Massari, Paola, Ph.D.
Ph.D. and Post-doctoral training: University of Naples “Federico II”, Naples, Italy and Chiron-Biocine, Siena, Italy
The main interest of the Massari’s laboratory is in understanding how host mucosal epithelial cells/bacteria interactions influence bacterial pathogenesis and disease. A major focus is on the Gram-negative bacteria Neisseriae, which comprise both pathogenic and non-pathogenic organisms that colonize the human host. N. meningitidis is an opportunistic nasopharyngeal pathogen; some strains are invasive and can cause fatal meningococcal disease and septicemia while others persist as carrier strains; nasopharyngeal colonization by N. lactamica is hardly ever associated with disease and this organism is considered a commensal; N. gonorrhoeae infection of the human genital tract causes the sexually transmitted disease, gonorrhea. A number of bacterial factors, as well as host cell receptors at the immediate bacterial-host cell interface contribute to epithelial cell colonization, invasion and activation by Neisseriae.
Porins are major outer membrane proteins expressed by all Neisseriae, regardless of pathogenicity. However, porins have significant sequence variability among strains, specifically in regions (loops) that are surface-exposed on the bacterial membrane. The PorB porin is recognized by host cells via the Toll-like receptor 2 (TLR2) and signals via the TLR2/TLR1 and MyD88-dependent pathway. However, PorB from pathogenic meningococci bind to and signals via TLR2 with a different specificity than PorB from commensal strains, due to amino acid sequence differences in the loop regions. The mechanism(s) of differential TLR recognition and signaling by these porins is one of the areas of our research. Our studies investigate on the porin/TLR2 structural features, how these can affect epithelial cell functional pathways in vitro and their potential consequences on the outcomes of pathogenic Neisseria infection of epithelial cells of the airway and genital tracts.

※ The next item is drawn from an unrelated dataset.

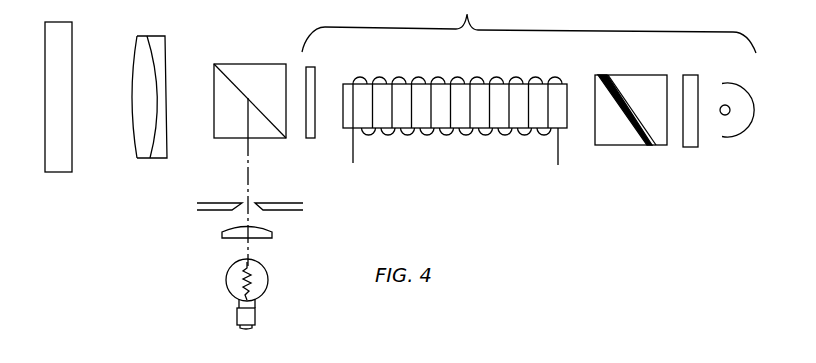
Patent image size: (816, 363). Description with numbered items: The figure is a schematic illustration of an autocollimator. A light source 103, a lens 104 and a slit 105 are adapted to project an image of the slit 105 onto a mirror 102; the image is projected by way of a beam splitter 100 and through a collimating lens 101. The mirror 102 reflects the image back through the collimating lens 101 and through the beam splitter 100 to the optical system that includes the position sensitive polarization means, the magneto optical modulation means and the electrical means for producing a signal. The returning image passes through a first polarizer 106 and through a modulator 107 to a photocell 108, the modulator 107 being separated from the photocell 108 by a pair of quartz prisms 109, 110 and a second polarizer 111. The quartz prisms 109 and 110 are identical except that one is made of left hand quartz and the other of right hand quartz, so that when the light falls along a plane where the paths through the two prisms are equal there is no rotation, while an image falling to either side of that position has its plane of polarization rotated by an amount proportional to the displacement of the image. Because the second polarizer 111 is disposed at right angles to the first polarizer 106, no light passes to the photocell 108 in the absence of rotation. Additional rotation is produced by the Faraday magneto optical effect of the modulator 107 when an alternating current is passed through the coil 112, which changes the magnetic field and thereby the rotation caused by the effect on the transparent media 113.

Additional areas of interest of the Massari’s group are in understanding the TLR-dependent effects of bacterial porins on the immune system, including their functions as both immunogens and adjuvants. This includes not only Neisserial PorB but also FomA from Fusobacterium nucleatum (an oral pathogen) and MOMP from Chlamydia. Lastly, in studies on the role of cell activation by porins and host cell apoptosis, Dr. Massari has shown a direct interact of PorB with mitochondria, which may ultimately influence host cells survival after Neisseriae infection. Dr. Massari closely collaborates with Drs. Wetzler and Genco at BU and with other investigators at national and international institutions.